Russia's newest law employing repressive action to regulate behavior and culture will take effect July 1. The law, signed by Russian president Vladimir Putin in early May, will ban the use of obscenities in "television, cinema, literature, mass media, concerts and theatrical productions," according to Vedomosti.
This has brought about an ongoing culture of jokes about how Russian theater will now have to become the art of, and for, doing good, while it also brought about a sense of disbelief. The liberation of language, of expression, and of the individual point of view has been one of the true accomplishments of Russian culture in the new era.
Be that as it may, the vast majority of theaters have announced that they will either remove plays including obscenities from their repertoires, or they will replace offending words with lexical items more acceptable to the government. Not everybody is ready to roll over and accept the law without question, however.
Yelena Gremina, the managing director and a co-founder of Teatr.doc, Moscow's most experimental theater space, told Afisha magazine last week that she has no plans to make any changes. "Censorship is still banned by our constitution," she said, "let's not forget that."
“It seems to me,” Gremina continued, “that it is improper to think that there is some virtual father, who must always forbid things to people as though they were little children and slap their hands if they reach for their mouth. I do not consider myself a child. I am a grown, responsible person, capable of lecturing anyone on all sorts of possible values, from family to patriotic. And I do not believe anyone has the right to tell me what the spectators of my theater should see. Spectators are not babes in diapers. I think it is insulting to consider a nation so ignorant that it must be dictated to.”
On Friday and Saturday — Friday was the 215th anniversary of Alexander Pushkin’s birth — two events in Moscow staked out an opposing position to the law.
At the Playwright and Director Center Klim on Saturday offered up a special evening of recitals of Pushkin’s so-called obscene poetry. Across town the previous day, the Meyerhold Center hosted an evening of poetry, music, prose and theatrical excerpts — all containing expletives, of course — that was titled Almanakh, which we will allow ourselves clumsily to translate as “Alma you!” It followed the final performance at the Meyerhold of Maksym Kurochkin’s “Herbivores,” which, due to its choice language, will be removed from the theater’s repertory.

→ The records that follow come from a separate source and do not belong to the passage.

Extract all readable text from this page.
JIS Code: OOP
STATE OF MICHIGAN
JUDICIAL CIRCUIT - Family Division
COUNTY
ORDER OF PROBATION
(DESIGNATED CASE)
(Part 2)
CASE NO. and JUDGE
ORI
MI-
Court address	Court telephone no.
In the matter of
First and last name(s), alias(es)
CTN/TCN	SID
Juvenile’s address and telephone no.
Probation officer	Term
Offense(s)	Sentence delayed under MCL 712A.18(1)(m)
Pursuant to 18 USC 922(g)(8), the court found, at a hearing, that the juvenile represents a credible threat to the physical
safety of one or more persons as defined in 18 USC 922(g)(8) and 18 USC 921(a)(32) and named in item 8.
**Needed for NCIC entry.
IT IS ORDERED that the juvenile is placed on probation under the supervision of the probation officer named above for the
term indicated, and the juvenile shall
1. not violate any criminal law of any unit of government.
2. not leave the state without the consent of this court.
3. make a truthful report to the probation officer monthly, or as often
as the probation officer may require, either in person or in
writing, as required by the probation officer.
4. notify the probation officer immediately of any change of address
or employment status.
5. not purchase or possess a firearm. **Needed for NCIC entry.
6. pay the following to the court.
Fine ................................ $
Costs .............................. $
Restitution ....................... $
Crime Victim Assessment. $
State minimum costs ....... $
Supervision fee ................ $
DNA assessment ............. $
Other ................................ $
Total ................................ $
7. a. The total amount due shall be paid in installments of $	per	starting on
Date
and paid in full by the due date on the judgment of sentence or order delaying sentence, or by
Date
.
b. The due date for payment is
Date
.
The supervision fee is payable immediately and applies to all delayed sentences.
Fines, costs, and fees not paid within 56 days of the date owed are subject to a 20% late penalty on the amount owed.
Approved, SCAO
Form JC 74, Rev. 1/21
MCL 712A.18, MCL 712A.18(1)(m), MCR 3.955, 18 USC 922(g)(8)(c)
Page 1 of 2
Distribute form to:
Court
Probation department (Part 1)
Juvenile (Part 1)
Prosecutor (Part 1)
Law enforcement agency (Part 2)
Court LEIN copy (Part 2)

Kurochkin fans take heart, however. “Herbivores” will reopen next season in a new version at Teatr.doc.
As for Almanakh, it was a checkered, though lively, event. Held in the fourth-floor cafe that accommodates 60 or 70 people comfortably, it probably counted 200 spectators at its peak. Poets Andrei Rodionov and Vsevolod Yemelin recited some of their choicest compositions. Actors, working on two days of scattered rehearsals, took to the stage and performed short scenes from an array of contemporary texts that dare name things with their proper names. Among the performed works were Mikhail Ugarov’s “The Death of Ilya Ilyich,” Vladimir Sorokin’s “The Dugout,” Yury Klavdiyev’s “The Slow Sword,” and Anna Yablonskaya’s “Pagans. ”
It would be less than honest to ignore the fact that the withering onslaught of profanity occasionally grew tedious. At a certain point, when some had had their fill, the audience slowly began thinning out. Still, two scenes — a monologue from the Presnyakov brothers’ “Playing the Victim” and a four-actor scene from Pavel Pryazhko’s “Life Is Grand” — stood as hard proof that this law is a blow to Russian literature and theater.
The Presnyakov monologue, the furious rant of an overwhelmed policeman who is fed up with casual violence, was a stunner in 1993 when we first heard it, and it remains so today. Similar was a scene from Pryazhko’s play, which premiered in 2009, and which tenderly and paradoxically portrays a strange four-way love affair amid an incongruous barrage of obscenities.
Throughout the evening a group that we might call “proper individuals” took the stage to read excerpts from writings about the power and freedom of Russian language and literature by such classic authors as Pushkin, Ivan Turgenev, Anna Akhmatova and Nikolai Zabolotsky.
The literary part of the festivities ended as emcee Oksana Mysina read a new text written by playwright Yevgeny Kazachkov.
It concluded with the words, “After all, if you call a difficult life difficult, it does not become less difficult for that. Call a “f***ed up life f***ed up and things get a little easier.”
Literature was followed by merriment, as a rag-tag band of musicians performed a newly-composed song, “F***ed Up Parliamentarians,” that had the audience laughing harder than ever, while the house came down when actor Alexei Yudnikov appeared in a dress, rather like Conchita Wurst, the transsexual winner of the recent Eurovision Song Contest, to recite Pushkin’s classic poem, “I Loved You Once, Love May Still Be Possible.”